Graduates here can expect pay to start at €31,000
Ireland ranks 13th out of 23 European countries when it comes to pay levels for graduates with a bachelor's degree.
Those leaving college here can expect to earn around €31,075, just over a quarter more than the average salary of someone who finishes their education after secondary school.
The figures come in a report from insurance and consulting group Willis Towers Watson.
It comes at a time of full employment and increasing pressures on employers to attract and retain staff.
Some firms are looking at other forms of compensation such as gym membership and dental and health benefits in order to recruit graduates.
There is also some variation among types of degree and the average maximum pay of graduates.
Jobs in engineering, IT and law tend to pay the most, while those in marketing, customer service and administration pay the least, according to the report.
The difference between the best and lowest paid roles can be significant, with the best positions paying around 30pc more.
April McDonnell, compensation and benefits survey lead at Willis Towers Watson, said the "buoyant" jobs market and demand for the right skills means there is "strong competition" for graduates this year.
"While taking a degree can be a big financial commitment, there is a clear return on that investment," she said.

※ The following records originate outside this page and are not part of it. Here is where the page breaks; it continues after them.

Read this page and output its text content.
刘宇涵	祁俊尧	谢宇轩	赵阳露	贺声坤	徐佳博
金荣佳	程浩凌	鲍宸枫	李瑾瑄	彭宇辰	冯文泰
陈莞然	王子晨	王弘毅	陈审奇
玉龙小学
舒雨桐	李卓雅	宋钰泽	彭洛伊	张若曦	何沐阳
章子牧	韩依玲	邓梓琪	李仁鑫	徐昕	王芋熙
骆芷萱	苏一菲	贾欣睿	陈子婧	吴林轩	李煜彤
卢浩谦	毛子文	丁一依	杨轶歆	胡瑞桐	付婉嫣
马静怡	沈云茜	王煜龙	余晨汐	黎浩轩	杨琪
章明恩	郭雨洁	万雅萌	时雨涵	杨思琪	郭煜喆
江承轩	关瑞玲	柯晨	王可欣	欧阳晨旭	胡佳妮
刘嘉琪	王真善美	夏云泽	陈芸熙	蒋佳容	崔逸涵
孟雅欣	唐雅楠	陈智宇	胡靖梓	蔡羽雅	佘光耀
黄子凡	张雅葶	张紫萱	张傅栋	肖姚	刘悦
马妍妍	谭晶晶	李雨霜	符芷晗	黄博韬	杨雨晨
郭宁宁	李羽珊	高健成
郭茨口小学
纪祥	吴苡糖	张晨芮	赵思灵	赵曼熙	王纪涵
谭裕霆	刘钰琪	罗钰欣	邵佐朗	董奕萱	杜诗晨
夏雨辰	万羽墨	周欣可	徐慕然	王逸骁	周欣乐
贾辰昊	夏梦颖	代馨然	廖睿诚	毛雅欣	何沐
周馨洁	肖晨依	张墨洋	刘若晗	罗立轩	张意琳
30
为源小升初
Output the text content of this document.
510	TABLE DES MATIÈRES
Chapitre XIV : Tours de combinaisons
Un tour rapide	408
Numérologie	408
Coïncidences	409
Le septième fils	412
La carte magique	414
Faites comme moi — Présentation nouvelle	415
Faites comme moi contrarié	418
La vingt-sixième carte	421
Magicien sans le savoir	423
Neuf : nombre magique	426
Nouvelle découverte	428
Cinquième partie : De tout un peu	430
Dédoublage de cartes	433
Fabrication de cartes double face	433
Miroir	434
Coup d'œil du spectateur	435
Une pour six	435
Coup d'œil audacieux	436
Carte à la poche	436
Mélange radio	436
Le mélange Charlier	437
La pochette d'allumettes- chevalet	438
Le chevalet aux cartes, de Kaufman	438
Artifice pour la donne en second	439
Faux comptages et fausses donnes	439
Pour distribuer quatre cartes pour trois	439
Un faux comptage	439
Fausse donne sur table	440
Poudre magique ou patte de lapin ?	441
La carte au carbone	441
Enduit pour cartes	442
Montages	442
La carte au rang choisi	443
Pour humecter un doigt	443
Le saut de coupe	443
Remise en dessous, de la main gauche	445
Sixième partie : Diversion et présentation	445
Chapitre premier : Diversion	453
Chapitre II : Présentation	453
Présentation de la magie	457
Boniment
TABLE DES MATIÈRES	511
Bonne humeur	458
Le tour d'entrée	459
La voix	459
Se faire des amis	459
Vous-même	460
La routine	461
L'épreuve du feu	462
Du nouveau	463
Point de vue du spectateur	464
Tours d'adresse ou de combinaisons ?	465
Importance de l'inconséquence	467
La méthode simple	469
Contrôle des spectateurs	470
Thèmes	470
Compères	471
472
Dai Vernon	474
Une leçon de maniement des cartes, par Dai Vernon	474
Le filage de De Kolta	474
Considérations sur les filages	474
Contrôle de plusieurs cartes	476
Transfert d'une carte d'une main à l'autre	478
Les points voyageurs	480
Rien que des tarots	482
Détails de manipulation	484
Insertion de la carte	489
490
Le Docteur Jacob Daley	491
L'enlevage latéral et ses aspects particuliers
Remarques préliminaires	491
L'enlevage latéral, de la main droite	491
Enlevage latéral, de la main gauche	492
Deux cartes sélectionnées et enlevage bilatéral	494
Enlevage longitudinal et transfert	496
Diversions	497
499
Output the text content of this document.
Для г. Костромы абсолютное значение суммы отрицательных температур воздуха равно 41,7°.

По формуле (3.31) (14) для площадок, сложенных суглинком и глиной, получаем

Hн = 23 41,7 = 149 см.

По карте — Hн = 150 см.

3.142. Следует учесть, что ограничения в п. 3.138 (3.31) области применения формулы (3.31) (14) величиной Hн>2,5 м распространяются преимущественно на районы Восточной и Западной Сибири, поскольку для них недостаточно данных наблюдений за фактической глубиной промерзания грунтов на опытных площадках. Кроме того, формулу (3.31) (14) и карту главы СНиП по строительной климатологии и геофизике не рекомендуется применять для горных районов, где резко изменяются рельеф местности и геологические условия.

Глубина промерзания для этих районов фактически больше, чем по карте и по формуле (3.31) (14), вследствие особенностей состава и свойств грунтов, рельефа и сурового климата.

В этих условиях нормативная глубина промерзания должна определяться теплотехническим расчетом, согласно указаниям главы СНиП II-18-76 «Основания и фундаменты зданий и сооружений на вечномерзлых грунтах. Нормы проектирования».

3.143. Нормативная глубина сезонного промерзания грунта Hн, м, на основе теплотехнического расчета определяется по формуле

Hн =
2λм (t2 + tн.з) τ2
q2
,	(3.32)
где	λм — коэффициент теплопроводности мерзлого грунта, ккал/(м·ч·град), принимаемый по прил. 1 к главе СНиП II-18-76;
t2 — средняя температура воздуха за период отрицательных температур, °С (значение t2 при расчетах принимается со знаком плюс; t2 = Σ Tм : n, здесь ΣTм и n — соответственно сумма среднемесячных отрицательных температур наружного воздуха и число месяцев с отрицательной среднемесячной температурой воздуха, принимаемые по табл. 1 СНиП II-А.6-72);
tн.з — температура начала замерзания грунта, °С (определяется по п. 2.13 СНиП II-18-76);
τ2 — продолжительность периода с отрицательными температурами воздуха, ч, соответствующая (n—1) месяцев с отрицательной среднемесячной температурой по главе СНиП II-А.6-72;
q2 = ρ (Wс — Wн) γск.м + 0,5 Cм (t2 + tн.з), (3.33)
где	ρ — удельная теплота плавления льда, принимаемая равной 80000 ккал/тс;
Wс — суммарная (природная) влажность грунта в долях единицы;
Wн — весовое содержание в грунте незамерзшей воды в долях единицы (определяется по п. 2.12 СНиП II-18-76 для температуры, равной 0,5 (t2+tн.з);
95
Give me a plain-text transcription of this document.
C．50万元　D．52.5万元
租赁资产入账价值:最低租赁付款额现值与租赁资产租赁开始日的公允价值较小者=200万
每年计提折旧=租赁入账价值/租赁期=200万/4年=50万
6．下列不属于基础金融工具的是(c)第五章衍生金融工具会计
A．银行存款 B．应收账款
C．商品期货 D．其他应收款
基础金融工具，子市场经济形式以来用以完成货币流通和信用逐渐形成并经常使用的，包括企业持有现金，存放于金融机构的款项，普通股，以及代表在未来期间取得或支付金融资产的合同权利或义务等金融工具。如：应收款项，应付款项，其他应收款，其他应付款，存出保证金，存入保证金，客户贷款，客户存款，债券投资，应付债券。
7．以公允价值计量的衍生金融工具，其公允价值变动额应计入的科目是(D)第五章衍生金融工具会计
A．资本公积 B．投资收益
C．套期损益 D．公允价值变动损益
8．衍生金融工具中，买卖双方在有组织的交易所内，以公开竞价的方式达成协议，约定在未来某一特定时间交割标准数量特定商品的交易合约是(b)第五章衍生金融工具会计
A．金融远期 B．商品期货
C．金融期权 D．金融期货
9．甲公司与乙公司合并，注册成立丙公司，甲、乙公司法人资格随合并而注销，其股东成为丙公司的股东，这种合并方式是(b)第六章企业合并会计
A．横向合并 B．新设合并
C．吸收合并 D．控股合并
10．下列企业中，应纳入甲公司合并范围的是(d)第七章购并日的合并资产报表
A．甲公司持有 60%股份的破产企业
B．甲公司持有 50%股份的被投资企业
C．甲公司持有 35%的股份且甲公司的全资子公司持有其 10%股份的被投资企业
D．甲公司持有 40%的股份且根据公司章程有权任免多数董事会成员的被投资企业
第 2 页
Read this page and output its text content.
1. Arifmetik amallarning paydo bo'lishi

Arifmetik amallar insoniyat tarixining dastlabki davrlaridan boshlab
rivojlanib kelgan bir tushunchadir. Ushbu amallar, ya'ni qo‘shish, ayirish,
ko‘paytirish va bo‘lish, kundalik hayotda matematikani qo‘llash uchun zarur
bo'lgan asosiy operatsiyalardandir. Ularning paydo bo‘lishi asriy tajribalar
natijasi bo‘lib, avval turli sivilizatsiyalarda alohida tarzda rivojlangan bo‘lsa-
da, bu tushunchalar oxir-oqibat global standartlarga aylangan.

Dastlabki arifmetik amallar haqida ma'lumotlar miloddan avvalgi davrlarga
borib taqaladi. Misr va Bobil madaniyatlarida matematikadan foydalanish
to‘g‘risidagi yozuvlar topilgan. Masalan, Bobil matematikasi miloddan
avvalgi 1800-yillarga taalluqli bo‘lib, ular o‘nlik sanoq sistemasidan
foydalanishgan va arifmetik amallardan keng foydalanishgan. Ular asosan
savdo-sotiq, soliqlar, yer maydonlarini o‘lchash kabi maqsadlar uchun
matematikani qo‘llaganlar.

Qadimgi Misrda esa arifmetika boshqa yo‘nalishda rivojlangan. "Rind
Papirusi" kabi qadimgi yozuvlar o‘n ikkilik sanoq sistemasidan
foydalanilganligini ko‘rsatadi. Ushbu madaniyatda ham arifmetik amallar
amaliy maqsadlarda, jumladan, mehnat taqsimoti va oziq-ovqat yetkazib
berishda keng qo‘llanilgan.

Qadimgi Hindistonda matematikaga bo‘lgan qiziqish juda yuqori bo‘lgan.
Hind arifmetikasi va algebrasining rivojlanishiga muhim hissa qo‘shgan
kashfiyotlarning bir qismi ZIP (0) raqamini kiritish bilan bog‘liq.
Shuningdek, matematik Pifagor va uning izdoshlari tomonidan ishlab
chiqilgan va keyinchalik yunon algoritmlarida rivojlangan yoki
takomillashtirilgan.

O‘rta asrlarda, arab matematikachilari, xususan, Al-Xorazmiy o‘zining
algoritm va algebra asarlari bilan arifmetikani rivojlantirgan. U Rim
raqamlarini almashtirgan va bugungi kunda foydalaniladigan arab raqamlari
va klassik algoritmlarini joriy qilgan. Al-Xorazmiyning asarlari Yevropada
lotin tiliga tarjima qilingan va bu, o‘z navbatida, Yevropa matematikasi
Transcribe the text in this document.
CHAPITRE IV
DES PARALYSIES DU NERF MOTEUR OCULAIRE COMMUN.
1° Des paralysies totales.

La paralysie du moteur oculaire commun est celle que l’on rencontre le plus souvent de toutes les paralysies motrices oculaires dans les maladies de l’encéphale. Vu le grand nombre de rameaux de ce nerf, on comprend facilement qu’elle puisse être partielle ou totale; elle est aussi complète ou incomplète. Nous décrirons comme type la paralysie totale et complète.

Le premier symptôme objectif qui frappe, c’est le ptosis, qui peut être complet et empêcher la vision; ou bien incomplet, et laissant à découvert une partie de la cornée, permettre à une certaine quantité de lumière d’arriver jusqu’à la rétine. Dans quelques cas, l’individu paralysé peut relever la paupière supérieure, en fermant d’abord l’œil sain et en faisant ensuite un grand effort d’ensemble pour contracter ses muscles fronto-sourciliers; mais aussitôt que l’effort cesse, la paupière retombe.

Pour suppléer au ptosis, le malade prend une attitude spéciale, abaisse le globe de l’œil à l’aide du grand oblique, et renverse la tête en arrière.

Meanwhile, graduating with a master's degree without any work experience can led to average pay of €34,340 here.
People who leave college with a Masters of Business Administration (MBA) can expect to earn €35,547, while those with a doctorate typically start on a salary of €38,786.
Elsewhere, graduates in Switzerland are at the top end of the scale on an average salary of €73,370, while those in Romania typically earn the least, with starting wages of €11,694 a year.
In the UK, people leaving college earning slightly more than those in Ireland, with average salaries of €32,437.